Blue Bell Blues: Food-Poisoning Scare Prompts Recall


Blue Bell Creamery, home of the famous ice cream, has announced a voluntary recall of some of its products.

The warning stems from possible contamination of Listeria monocytogenes in cookie dough used in the maker’s cookie dough ice cream. Blue Bell’s distribution of the suspect product was in Alabama, Florida, Georgia, Kentucky, Mississippi, North Carolina, South Carolina, Tennessee, and Virginia.

Ice cream with the following code date ID number should not be eaten and should be returned to place of purchase for a refund: 082618226, 080418222, 081818224, 081518242, and 082418242. The product number is located on the bottom of each container.

Blue Bell stresses that no illnesses have been reported to date.

Blue Bell’s website posts this warning about Listeria: “Listeria can cause serious and sometimes fatal infections in young children, frail or elderly people, and others with weakened immune systems.
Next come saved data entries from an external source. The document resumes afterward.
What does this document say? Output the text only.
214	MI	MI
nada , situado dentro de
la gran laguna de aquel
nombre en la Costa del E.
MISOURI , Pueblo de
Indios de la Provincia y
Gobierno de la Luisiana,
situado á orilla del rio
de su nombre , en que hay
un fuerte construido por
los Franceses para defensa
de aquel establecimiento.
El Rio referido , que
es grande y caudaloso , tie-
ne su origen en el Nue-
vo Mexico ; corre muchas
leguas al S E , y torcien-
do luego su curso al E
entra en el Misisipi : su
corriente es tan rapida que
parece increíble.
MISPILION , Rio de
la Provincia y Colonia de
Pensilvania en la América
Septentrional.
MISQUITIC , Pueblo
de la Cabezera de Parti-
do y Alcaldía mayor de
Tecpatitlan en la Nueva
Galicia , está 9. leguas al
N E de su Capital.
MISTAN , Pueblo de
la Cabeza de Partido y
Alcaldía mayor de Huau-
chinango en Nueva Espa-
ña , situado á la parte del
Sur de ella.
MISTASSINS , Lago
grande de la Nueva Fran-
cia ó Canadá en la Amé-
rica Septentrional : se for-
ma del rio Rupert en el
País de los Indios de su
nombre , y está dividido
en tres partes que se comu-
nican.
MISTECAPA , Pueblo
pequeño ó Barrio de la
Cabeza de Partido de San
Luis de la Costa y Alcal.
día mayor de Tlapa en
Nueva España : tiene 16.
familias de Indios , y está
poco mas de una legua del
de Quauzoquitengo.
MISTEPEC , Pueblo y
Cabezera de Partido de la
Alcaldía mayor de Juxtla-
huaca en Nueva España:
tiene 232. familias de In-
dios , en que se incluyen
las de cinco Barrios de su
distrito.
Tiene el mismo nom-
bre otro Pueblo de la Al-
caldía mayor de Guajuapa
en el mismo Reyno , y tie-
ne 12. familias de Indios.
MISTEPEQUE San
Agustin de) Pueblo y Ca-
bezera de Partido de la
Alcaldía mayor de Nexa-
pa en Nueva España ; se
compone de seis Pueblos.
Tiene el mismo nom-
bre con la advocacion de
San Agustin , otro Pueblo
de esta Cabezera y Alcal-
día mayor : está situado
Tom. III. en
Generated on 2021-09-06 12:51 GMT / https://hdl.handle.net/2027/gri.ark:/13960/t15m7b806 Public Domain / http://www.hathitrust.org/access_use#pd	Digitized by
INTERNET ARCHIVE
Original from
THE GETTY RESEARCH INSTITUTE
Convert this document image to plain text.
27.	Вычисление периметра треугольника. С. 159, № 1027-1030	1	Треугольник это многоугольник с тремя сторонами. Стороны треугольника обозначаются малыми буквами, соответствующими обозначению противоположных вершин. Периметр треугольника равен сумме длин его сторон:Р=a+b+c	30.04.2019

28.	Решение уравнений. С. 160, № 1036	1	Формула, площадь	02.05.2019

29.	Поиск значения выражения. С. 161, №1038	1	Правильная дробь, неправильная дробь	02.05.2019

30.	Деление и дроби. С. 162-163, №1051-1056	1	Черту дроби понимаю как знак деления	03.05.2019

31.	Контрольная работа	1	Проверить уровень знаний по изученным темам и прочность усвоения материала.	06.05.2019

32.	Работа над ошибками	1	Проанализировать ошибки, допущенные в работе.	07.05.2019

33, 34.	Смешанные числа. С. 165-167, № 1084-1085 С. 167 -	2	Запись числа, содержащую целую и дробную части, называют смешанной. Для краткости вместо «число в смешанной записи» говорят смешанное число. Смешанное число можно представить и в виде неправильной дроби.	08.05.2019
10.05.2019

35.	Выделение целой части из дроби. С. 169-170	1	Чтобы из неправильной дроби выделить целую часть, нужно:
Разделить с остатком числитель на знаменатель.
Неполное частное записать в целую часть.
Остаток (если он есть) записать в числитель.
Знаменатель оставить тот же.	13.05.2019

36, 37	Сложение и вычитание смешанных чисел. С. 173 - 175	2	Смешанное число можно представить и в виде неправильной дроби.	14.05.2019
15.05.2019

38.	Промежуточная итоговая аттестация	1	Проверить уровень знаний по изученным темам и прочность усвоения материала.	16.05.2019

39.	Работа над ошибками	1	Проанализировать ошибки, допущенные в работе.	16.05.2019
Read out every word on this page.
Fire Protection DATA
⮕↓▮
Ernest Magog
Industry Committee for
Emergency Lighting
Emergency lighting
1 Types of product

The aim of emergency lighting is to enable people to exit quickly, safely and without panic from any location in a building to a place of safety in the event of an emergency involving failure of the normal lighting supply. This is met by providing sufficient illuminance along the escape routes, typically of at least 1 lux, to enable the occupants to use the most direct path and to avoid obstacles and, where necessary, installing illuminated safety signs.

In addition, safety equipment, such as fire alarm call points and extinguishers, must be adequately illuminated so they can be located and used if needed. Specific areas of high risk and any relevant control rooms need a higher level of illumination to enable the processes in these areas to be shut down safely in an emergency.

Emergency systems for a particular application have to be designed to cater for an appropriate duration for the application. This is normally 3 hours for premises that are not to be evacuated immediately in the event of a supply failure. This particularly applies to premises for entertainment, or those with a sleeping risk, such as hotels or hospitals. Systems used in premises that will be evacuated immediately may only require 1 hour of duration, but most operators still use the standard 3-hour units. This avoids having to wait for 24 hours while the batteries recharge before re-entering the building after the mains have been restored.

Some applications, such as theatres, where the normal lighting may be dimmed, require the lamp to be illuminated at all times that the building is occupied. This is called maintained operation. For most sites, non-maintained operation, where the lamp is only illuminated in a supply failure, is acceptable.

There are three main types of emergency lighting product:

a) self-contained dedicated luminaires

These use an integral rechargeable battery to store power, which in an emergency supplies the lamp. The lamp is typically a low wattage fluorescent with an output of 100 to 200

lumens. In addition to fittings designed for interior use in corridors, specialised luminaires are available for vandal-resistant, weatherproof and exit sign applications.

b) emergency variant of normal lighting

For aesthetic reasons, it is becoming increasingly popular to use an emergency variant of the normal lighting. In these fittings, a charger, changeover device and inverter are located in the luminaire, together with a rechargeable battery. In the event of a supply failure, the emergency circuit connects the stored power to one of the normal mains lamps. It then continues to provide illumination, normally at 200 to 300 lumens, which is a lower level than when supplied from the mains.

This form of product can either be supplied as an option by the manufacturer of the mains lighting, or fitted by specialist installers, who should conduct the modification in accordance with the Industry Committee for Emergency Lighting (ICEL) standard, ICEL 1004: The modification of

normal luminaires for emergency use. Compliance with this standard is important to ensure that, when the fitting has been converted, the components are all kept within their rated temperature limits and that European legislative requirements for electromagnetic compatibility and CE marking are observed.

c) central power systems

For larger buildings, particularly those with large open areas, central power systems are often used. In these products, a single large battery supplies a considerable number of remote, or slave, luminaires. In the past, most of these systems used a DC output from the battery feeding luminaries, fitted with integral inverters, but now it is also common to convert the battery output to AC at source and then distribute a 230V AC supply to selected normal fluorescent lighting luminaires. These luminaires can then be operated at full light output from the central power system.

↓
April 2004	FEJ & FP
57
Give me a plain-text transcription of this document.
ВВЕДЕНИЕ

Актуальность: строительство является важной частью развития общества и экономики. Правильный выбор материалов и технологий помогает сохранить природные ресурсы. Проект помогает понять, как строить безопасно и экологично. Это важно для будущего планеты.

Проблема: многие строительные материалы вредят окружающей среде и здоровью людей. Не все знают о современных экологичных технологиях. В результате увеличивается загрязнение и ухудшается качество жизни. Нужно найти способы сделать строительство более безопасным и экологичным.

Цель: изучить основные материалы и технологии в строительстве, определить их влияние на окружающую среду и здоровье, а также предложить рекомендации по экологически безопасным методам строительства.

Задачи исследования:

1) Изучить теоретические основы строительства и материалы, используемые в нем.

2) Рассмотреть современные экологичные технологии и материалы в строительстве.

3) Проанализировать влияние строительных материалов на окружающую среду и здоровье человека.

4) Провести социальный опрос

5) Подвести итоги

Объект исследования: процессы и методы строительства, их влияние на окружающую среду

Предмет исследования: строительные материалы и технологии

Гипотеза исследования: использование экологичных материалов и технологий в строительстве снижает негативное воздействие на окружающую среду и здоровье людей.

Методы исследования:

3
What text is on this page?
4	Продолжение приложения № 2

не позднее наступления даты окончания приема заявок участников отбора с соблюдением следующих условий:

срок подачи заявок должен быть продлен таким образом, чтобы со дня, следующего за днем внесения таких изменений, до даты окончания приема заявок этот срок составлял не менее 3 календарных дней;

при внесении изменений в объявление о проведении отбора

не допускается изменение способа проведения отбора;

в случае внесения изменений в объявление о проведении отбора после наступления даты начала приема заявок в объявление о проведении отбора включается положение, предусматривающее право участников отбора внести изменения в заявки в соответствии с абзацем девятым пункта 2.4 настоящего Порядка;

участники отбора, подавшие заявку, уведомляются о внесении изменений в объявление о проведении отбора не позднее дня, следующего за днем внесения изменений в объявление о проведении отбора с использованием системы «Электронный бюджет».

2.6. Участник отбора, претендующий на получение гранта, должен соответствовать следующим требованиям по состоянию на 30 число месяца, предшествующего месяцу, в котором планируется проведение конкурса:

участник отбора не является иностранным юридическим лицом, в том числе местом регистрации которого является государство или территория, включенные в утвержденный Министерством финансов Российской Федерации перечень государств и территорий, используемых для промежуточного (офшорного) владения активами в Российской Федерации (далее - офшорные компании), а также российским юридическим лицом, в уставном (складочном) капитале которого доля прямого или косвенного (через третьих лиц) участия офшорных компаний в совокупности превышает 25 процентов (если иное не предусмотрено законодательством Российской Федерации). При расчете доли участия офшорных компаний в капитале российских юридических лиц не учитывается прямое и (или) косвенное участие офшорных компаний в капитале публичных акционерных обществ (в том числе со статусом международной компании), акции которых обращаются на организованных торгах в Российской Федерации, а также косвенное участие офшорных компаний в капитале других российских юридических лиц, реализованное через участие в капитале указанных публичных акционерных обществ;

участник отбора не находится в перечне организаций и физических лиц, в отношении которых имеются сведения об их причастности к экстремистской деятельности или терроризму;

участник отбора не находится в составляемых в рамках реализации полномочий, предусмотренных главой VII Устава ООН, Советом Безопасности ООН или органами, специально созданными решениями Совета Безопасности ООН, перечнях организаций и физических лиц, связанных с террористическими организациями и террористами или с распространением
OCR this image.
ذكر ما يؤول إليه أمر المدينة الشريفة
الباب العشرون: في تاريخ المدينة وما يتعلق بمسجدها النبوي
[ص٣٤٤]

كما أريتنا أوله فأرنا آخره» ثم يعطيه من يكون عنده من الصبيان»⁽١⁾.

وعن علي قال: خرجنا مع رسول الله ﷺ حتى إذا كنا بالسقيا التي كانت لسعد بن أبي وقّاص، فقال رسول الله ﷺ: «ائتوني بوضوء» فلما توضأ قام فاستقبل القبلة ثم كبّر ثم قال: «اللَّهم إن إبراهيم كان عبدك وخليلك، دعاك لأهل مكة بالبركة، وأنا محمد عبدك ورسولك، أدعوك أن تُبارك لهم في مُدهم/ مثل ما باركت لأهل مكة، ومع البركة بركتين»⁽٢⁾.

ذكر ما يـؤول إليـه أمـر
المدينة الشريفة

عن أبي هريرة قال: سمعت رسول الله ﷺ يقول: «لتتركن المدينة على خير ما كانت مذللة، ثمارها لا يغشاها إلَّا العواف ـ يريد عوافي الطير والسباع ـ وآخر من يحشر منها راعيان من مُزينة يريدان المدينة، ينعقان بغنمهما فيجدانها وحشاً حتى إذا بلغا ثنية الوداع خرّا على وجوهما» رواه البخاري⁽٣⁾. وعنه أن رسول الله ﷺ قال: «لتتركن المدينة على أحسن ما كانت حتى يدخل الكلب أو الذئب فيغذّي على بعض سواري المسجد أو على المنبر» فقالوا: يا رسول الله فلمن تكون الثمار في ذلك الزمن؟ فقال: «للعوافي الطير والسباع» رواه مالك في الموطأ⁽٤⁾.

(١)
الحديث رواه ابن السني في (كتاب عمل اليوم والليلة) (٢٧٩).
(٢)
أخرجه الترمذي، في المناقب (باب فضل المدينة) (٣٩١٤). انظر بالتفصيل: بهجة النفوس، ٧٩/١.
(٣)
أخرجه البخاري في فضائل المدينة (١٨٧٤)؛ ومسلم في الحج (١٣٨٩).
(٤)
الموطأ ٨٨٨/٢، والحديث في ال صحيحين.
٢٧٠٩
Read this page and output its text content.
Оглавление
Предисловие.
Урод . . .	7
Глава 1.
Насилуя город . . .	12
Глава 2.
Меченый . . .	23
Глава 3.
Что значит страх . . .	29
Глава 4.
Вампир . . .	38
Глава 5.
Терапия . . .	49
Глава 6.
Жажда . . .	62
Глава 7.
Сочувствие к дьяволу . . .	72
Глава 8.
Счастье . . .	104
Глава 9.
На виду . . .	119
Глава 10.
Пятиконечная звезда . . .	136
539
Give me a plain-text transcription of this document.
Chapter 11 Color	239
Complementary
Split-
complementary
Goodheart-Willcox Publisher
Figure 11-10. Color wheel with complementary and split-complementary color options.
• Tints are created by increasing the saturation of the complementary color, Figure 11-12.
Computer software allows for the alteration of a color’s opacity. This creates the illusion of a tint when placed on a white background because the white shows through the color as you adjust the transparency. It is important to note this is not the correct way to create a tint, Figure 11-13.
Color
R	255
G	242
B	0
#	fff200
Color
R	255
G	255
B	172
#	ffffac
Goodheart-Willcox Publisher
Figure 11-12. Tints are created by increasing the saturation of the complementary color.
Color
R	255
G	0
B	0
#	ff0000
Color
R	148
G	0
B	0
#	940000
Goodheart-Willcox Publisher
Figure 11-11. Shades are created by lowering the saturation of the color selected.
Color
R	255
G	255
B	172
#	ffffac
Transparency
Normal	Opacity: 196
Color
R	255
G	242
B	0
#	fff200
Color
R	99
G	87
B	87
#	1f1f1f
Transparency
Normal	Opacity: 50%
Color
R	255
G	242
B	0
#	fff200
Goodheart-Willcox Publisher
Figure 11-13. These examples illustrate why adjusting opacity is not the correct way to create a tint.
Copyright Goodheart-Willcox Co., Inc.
Although healthy individuals may suffer only short-term symptoms such as high fever, severe headache, stiffness, nausea, abdominal pain and diarrhea, Listeria infection can cause miscarriages and stillbirths among pregnant women.”

The alert comes on the heels of Blue Bell’s previous controversial recall in April 2015, due to what the FDA described as sanitation problems. Blue Bell had to stop production and distribution of its ice cream to 25 states due to the same bacterial contamination.

There were 10 cases of Listeria reported in four states. Three people in Kansas later died. The ice cream maker knew a full two years of problems before issuing the recall, according to The Wall Street Journal.